As they were walking to the fifth beat they came to a great peepul tree in which, high up, one could hear imperial pigeons cooing. It was a sound like the far-off lowing of cows. One bird fluttered out and perched alone on the topmost bough, a small greyish shape.

‘Try a sitting shot,’ Flory said to Elizabeth. ‘Get your sight on him and pull off without waiting. Don’t shut your left eye.’

Elizabeth raised her gun, which had begun trembling as usual. The beaters halted in a group to watch, and some of them could not refrain from clicking their tongues; they thought it queer and rather shocking to see a woman handle a gun. With a violent effort of will Elizabeth kept her gun still for a second, and pulled the trigger. She did not hear the shot; one never does when it has gone home. The bird seemed to jump upwards from the bough, then down it came, tumbling over and over, and stuck in a fork ten yards up. One of the beaters laid down his dah and glanced appraisingly at the tree; then he walked to a great creeper, thick as a man’s thigh and twisted like a stick of barley sugar, that hung far out from a bough. He ran up the creeper as easily as though it had been a ladder, walked upright along the broad bough, and brought the pigeon to the ground. He put it limp and warm into Elizabeth’s hand.

She could hardly give it up, the feel of it so ravished her. She could have kissed it, hugged it to her breast. All the men, Flory and Ko S’la and the beaters, smiled at one another to see her fondling the dead bird. Reluctantly, she gave it to Ko S’la to put in the bag. She was conscious of an extraordinary desire to fling her arms round Flory’s neck and kiss him; and in some way it was the killing of the pigeon that made her feel this.

After the fifth beat the hunter explained to Flory that they must cross a clearing that was used for growing pineapples, and would beat another patch of jungle beyond. They came out into sunlight, dazzling after the jungle gloom. The clearing was an oblong of an acre or two hacked out of the jungle like a patch mown in long grass, with the pineapples, prickly cactus-like plants, growing in rows, almost smothered by weeds. A low hedge of thorns divided the field in the middle. They had nearly crossed the field when there was a sharp cock-a-doodle-doo from beyond the hedge.

‘Oh, listen!’ said Elizabeth, stopping. ‘Was that a jungle cock?’

‘Yes. They come out to feed about this time.’

‘Couldn’t we go and shoot him?’

‘We’ll have a try if you like. They’re cunning beggars. Look, we’ll stalk up the hedge until we get opposite where he is. We’ll have to go without making a sound.’

He sent Ko S’la and the beaters on, and the two of them skirted the field and crept along the hedge. They had to bend double to keep themselves out of sight. Elizabeth was in front. The hot sweat trickled down her face, tickling her upper lip, and her heart was knocking violently.
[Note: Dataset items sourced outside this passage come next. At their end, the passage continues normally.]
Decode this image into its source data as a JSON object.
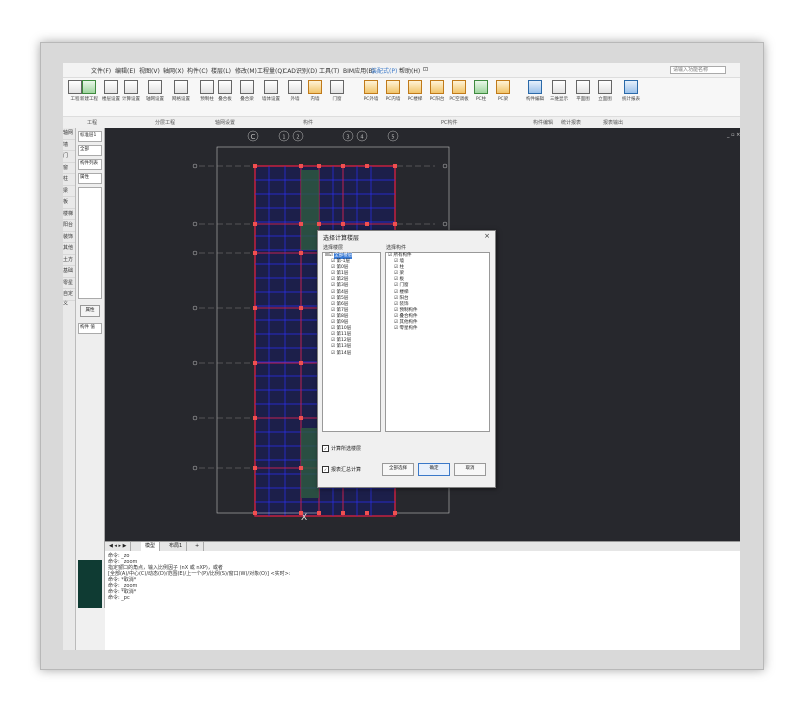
{
  "menu": [
    {
      "label": "文件(F)"
    },
    {
      "label": "编辑(E)"
    },
    {
      "label": "视图(V)"
    },
    {
      "label": "轴网(X)"
    },
    {
      "label": "构件(C)"
    },
    {
      "label": "楼层(L)"
    },
    {
      "label": "修改(M)"
    },
    {
      "label": "工程量(Q)"
    },
    {
      "label": "CAD识别(D)"
    },
    {
      "label": "工具(T)"
    },
    {
      "label": "BIM应用(B)"
    },
    {
      "label": "装配式(P)",
      "active": true
    },
    {
      "label": "帮助(H)"
    },
    {
      "label": "⊡"
    }
  ],
  "search_placeholder": "请输入功能名称",
  "ribbon": [
    {
      "label": "工程",
      "c": ""
    },
    {
      "label": "新建工程",
      "c": "g"
    },
    {
      "label": "楼层设置",
      "c": ""
    },
    {
      "label": "计算设置",
      "c": ""
    },
    {
      "label": "轴网设置",
      "c": ""
    },
    {
      "label": "网格设置",
      "c": ""
    },
    {
      "label": "预制柱",
      "c": ""
    },
    {
      "label": "叠合板",
      "c": ""
    },
    {
      "label": "叠合梁",
      "c": ""
    },
    {
      "label": "墙体设置",
      "c": ""
    },
    {
      "label": "外墙",
      "c": ""
    },
    {
      "label": "内墙",
      "c": "o"
    },
    {
      "label": "门窗",
      "c": ""
    },
    {
      "label": "PC外墙",
      "c": "o"
    },
    {
      "label": "PC内墙",
      "c": "o"
    },
    {
      "label": "PC楼梯",
      "c": "o"
    },
    {
      "label": "PC阳台",
      "c": "o"
    },
    {
      "label": "PC空调板",
      "c": "o"
    },
    {
      "label": "PC柱",
      "c": "g"
    },
    {
      "label": "PC梁",
      "c": "o"
    },
    {
      "label": "构件编辑",
      "c": "b"
    },
    {
      "label": "三维显示",
      "c": ""
    },
    {
      "label": "平面图",
      "c": ""
    },
    {
      "label": "立面图",
      "c": ""
    },
    {
      "label": "统计报表",
      "c": "b"
    }
  ],
  "groups": [
    "工程",
    "分层工程",
    "轴网设置",
    "构件",
    "PC构件",
    "构件编辑",
    "统计报表",
    "报表输出"
  ],
  "leftbar": [
    "轴网",
    "墙",
    "门",
    "窗",
    "柱",
    "梁",
    "板",
    "楼梯",
    "阳台",
    "装饰",
    "其他",
    "土方",
    "基础",
    "零星",
    "自定义"
  ],
  "panel": {
    "fields": [
      "标准层1",
      "全部",
      "构件列表",
      "属性"
    ],
    "button": "属性",
    "extra": "构件 值"
  },
  "canvas": {
    "axis_top": [
      "C",
      "1",
      "2",
      "3",
      "4",
      "5"
    ]
  },
  "dialog": {
    "title": "选择计算楼层",
    "left_label": "选择楼层",
    "right_label": "选择构件",
    "floors": [
      "全部楼层",
      "第-1层",
      "第0层",
      "第1层",
      "第2层",
      "第3层",
      "第4层",
      "第5层",
      "第6层",
      "第7层",
      "第8层",
      "第9层",
      "第10层",
      "第11层",
      "第12层",
      "第13层",
      "第14层"
    ],
    "components": [
      "☑ 所有构件",
      "☑ 墙",
      "☑ 柱",
      "☑ 梁",
      "☑ 板",
      "☑ 门窗",
      "☑ 楼梯",
      "☑ 阳台",
      "☑ 装饰",
      "☑ 预制构件",
      "☑ 叠合构件",
      "☑ 其他构件",
      "☑ 零星构件"
    ],
    "check1": "计算所选楼层",
    "check2": "报表汇总计算",
    "btn_select": "全部选择",
    "btn_ok": "确定",
    "btn_cancel": "取消"
  },
  "tabs": [
    "模型",
    "布局1",
    "+"
  ],
  "cmd_lines": [
    "命令: _zo",
    "命令: _zoom",
    "指定窗口的角点，输入比例因子 (nX 或 nXP)，或者",
    "[全部(A)/中心(C)/动态(D)/范围(E)/上一个(P)/比例(S)/窗口(W)/对象(O)] <实时>:",
    "命令: *取消*",
    "命令: _zoom",
    "命令: *取消*",
    "命令: _pc"
  ]
}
She felt Flory touch her heel from behind. Both of them stood upright and looked over the hedge together.

Ten yards away a little cock the size of a bantam, was pecking vigorously at the ground. He was beautiful, with his long silky neck-feathers, bunched comb and arching, laurel-green tail. There were six hens with him, smaller brown birds, with diamond-shaped feathers like snake-scales on their backs. All this Elizabeth and Flory saw in the space of a second, then with a squawk and a whirr the birds were up and flying like bullets for the jungle. Instantly, automatically as it seemed, Elizabeth raised her gun and fired. It was one of those shots where there is no aiming, no consciousness of the gun in one’s hand, when one’s mind seems to fly behind the charge and drive it to the mark. She knew the bird was doomed even before she pulled the trigger. He tumbled, showering feathers thirty yards away. ‘Good shot, good shot!’ cried Flory. In their excitement both of them dropped their guns, broke through the thorn hedge and raced side by side to where the bird lay.